Luther's Red Bunker is awfully familiar

First, some context:

According to the folks over at Digital Spy, the legend of "Red Rooms" is a sort of legacy hybrid of two online scary stories, and sadly, neither one of them is Candyman. The first is the great snuff film freakout: The Reagan-to-Clinton-era assertion that there were videotapes of murder and torture making the rounds. Maybe you'd never seen one, but your cousin totally did, or at least he knew someone who did, and so on. The second was an urban legend from Japan, in which a computer virus would drive folks mad — quite mad — and cause them to splatter their insides all over their outsides, turning their rooms all red in the process.

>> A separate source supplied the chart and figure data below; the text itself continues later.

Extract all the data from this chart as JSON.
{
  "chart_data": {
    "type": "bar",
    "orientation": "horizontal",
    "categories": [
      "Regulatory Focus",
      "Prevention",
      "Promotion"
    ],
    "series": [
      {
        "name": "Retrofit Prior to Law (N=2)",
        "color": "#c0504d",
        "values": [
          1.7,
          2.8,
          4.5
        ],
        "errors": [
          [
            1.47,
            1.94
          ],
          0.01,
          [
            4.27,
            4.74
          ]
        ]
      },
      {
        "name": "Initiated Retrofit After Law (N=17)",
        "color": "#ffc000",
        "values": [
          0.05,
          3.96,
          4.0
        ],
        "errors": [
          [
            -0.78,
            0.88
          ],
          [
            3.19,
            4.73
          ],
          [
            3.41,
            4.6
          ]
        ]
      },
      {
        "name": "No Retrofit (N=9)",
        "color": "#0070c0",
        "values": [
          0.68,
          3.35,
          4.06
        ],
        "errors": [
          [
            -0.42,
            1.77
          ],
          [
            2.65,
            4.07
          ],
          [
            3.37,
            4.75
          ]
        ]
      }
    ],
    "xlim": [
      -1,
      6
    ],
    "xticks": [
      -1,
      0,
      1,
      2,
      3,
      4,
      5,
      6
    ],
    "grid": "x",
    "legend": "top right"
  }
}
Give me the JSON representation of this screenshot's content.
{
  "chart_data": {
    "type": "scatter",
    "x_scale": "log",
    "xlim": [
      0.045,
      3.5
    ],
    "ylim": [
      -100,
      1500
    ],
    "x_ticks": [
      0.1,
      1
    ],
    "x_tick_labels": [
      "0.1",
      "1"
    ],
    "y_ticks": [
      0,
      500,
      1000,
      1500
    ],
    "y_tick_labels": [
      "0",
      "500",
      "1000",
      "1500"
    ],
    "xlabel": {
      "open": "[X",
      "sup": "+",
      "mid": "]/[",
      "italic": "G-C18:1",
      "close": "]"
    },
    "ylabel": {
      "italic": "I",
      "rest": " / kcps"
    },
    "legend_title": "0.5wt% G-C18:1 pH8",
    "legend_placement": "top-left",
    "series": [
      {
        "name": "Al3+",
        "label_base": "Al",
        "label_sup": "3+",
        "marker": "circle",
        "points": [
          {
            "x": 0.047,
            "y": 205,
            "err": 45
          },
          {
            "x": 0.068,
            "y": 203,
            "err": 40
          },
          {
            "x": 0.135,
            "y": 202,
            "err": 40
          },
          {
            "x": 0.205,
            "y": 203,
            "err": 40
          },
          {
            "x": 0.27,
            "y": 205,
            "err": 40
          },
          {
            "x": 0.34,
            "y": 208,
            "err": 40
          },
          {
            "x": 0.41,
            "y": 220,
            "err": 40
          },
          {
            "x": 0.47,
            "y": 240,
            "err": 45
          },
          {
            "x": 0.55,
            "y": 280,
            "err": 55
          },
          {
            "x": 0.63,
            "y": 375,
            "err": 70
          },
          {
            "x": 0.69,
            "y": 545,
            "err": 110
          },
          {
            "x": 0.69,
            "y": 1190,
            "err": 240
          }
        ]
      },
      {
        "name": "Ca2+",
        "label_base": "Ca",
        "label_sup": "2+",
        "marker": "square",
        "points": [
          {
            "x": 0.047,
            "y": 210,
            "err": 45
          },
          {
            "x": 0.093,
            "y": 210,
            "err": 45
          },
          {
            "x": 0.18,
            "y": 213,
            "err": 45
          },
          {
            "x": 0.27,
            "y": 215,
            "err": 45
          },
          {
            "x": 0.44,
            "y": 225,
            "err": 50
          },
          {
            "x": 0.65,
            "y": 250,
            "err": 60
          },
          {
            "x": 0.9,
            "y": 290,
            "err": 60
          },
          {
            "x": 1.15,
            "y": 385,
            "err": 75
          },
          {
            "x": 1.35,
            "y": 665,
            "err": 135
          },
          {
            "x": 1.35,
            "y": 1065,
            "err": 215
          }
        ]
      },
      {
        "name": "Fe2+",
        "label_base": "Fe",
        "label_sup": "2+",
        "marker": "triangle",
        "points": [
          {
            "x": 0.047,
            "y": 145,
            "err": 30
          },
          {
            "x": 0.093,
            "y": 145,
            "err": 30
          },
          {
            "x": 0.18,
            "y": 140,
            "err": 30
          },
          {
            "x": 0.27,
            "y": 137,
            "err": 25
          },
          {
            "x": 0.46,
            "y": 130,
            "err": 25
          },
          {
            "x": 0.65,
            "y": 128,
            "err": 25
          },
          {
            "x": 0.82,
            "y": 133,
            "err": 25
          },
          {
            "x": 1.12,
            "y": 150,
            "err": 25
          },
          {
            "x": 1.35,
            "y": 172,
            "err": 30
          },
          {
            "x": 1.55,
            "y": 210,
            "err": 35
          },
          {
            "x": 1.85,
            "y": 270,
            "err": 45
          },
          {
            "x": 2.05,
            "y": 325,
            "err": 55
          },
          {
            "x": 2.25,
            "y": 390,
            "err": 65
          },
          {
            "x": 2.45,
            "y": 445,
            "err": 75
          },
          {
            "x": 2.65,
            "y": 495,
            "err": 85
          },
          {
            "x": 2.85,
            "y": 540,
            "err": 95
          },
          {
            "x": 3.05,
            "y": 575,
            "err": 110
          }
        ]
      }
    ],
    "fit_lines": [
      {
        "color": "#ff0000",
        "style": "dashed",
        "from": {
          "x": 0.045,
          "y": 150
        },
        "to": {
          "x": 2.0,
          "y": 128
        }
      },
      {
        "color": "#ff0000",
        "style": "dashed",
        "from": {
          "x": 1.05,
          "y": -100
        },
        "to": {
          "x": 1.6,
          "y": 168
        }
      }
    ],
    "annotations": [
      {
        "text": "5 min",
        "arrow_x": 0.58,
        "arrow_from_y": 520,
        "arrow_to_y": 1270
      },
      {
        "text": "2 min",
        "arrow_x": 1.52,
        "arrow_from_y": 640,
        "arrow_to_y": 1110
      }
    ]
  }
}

Like their predecessors, stories of Red Rooms tend to be heavy on colorful imagery and light on receipts. The lack of evidence isn't a coincidence. Digital Spy goes on to point out that the dark web, while great for buying and selling exotic fish, isn't really built for Zoom meetings. There are technical limitations that would keep any would-be movie monsters from live streaming. 

Skipping the dark web and just murdering someone on Facebook Live, meanwhile, wouldn't just mean getting caught, it would also mean getting locked out of your account and never getting to see any of those hilarious Minions memes that your mom shares ever again. The cost is simply too high.